Le Groupe d'experts éminents a pour mandat de réfléchir et de susciter la réflexion autour des questions d'éthique découlant des pratiques de production et de consommation des denrées alimentaires, ainsi que du développement de l'agriculture, foresterie et pêches comprises, dans le contexte de la sécurité alimentaire, de l'utilisation durable des ressources naturelles, de la préservation de la biodiversité et d'un dosage équilibré des technologies modernes et traditionnelles favorisant la sécurité alimentaire et l'agriculture durable.

Le Groupe d'experts a estimé que l'engagement éthique fondamental de la FAO, énoncé dans son Acte constitutif et dans les engagements ultérieurs, consiste à libérer l'humanité de la faim et à garantir que chacun ait accès à une alimentation adéquate. Il a cependant noté que la conservation et la gestion durable des ressources naturelles pour les générations actuelles et à venir n'étaient pas stipulées expressément dans l'Acte constitutif, bien qu'il s'agisse d'une véritable préoccupation de la FAO.

Le Groupe d'experts est conscient qu'il y a aujourd'hui dans le monde quelques divergences de vues concernant les valeurs éthiques, notamment entre les approches utilitariste et libertarienne libertarienne, et entre l'évaluation éthique des actions et celle des conséquences ou des résultats. Les différences culturelles influencent également les positions en matière d'éthique. La Déclaration universelle des droits de l'homme fournit cependant une base commune; au moment de son adoption en 1948, un cadre fondamental et commun de valeurs qui transcende les cultures, les religions et les idéologies a été mis en place.

La Déclaration universelle des droits de l'homme reflète un ensemble complet de préoccupations; les divers droits qui y figurent sont considérés comme interdépendants et indissociables. Parmi ceux-ci figurent le droit de toute personne à un niveau de vie suffisant pour assurer sa santé, son bien-être et ceux de sa famille, notamment pour l'alimentation, et le droit de toute personne de participer au progrès scientifique et aux bienfaits qui en résultent.

L'Article premier de la Déclaration universelle jette les bases de l'éthique en proclamant: «Tous les êtres humains naissent libres et égaux en dignité et en droits. Ils sont doués de raison et de conscience et doivent agir les uns envers les autres dans un esprit de fraternité.» Les valeurs ayant trait à l'alimentation, à la santé humaine, aux ressources naturelles et à la nature proprement dite, relèvent plus particulièrement de la mission d'évaluation éthique du Groupe d'experts éminents. En somme, l'éthique requiert de chacun qu'il se préoccupe des autres, au-delà de ses propres intérêts. Ainsi, toute personne doit prendre soin de la terre et être disposée à partager les ressources communes. Il faut cependant tenir compte du fait que, pratiquement, ces valeurs peuvent s'opposer. Le respect de la vie est fondamental sur le plan éthique. C'est pourquoi l'alimentation et le fait de garantir à chacun l'accès à des disponibilités adéquates figurent en tête des priorités de la hiérarchie des valeurs humaines.

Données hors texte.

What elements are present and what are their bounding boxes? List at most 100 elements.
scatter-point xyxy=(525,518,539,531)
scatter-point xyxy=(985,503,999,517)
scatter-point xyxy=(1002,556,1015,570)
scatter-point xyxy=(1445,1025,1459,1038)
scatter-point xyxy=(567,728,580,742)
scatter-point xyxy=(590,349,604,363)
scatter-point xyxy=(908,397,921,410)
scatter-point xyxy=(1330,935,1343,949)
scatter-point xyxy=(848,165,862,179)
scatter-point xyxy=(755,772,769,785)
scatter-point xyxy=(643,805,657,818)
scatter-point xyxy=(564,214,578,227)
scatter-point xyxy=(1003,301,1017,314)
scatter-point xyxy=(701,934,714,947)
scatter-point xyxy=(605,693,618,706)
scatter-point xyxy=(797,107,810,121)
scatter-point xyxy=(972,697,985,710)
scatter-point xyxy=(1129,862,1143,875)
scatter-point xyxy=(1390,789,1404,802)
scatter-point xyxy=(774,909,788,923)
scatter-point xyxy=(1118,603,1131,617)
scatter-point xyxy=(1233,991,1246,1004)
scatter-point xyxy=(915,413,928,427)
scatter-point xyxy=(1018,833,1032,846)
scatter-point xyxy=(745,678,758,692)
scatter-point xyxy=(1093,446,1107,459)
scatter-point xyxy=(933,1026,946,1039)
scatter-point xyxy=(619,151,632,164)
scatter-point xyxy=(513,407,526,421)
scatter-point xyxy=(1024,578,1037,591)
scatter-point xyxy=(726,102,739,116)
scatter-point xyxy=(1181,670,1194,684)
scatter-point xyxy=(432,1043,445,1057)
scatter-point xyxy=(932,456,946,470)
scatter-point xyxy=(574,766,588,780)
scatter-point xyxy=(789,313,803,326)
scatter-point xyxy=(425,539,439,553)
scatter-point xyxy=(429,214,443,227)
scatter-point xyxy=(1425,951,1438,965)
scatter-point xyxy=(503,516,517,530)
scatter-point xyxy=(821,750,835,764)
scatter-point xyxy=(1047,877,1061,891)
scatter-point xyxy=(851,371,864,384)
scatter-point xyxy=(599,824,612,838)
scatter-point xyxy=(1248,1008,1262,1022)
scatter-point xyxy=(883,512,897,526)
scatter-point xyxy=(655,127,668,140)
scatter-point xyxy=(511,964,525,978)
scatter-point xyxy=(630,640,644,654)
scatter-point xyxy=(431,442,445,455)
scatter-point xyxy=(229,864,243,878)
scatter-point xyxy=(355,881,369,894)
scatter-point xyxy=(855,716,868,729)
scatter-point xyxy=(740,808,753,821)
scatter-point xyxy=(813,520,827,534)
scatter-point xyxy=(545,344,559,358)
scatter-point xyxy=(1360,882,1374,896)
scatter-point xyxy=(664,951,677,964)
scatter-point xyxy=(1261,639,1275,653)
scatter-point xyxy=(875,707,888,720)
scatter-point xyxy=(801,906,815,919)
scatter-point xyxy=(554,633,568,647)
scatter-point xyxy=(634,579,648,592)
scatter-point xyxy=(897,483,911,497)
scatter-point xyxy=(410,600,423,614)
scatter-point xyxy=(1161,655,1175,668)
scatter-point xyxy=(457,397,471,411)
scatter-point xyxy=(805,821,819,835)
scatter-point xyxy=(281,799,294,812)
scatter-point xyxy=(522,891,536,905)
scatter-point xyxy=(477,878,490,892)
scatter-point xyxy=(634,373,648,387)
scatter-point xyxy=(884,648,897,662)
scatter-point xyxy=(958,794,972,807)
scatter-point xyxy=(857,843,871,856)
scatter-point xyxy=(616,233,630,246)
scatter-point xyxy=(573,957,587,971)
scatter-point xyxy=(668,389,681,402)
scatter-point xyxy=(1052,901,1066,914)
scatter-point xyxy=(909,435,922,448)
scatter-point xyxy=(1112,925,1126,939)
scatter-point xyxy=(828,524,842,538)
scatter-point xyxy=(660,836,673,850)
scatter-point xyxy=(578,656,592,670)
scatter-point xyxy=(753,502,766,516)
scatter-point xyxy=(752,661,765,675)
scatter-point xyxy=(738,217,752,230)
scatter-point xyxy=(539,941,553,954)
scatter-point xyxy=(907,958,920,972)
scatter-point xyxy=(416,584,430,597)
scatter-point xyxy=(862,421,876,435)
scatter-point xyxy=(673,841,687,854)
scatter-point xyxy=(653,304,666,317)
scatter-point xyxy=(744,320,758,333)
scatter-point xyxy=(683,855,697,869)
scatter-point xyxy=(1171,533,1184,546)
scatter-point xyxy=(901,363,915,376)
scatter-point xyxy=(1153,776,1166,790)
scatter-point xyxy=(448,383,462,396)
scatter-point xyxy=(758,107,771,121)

Le Groupe d'experts a tenu compte de l'avantage comparatif de la FAO en matière d'éthique alimentaire et agricole, et de la répartition du travail entre les diverses institutions des Nations Unies. L'exercice effectif du droit à la nourriture occupe une place centrale dans le mandat de la FAO, lequel est défini par le Comité des droits économiques, sociaux et culturels de l'ONU 2 (Observation générale n° 12) comme suit:

«La nourriture devrait être disponible en quantité suffisante et d'une qualité propre à satisfaire les besoins alimentaires de l'individu, être exempte de substances nocives, et acceptable dans une culture donnée. Elle devrait être accessible d'une manière durable et qui n'entrave pas la jouissance des autres droits de l'homme.»

Malgré le fait que la communauté internationale ait fréquemment réaffirmé le droit de chacun à être libéré de la faim, la réalité offre un contraste brutal avec ces déclarations, puisque plus de 840 millions de personnes à travers le monde, la plupart d'entre elles dans les pays en développement, souffrent de dénutrition chronique. Cet immense problème de la faim et de la malnutrition ne résulte pas d'un manque de nourriture à l'échelle mondiale, mais bien d'un accès insuffisant à la nourriture. Le manque d'accès à la nourriture est dû essentiellement à la pauvreté et au vaste écart entre les revenus des pauvres et des riches dans le monde; en outre, il est exacerbé par les conflits armés et la dégradation de l'environnement.

La tâche la plus urgente dans le domaine de l'éthique consistera à évaluer les activités liées à l'alimentation et à l'agriculture, à la lumière de leur impact réel et potentiel sur la réduction de la pauvreté, de la faim et de la malnutrition.


2 Le Comité des droits économiques, sociaux et culturels de l'ONU est un groupe d'experts indépendants mis en place par le Conseil économique et social (ECOSOC) pour surveiller la mise en œuvre du Pacte international relatif aux droits économiques, sociaux et culturels. Il adopte parfois des Observations générales qui servent à éclairer ou à interpréter les obligations contractées par les États qui ont signé le Pacte. De telles Observations générales interprétatives ont été adoptées notamment à propos du droit à la nourriture, du droit à la santé, du droit au logement et du droit à l'éducation.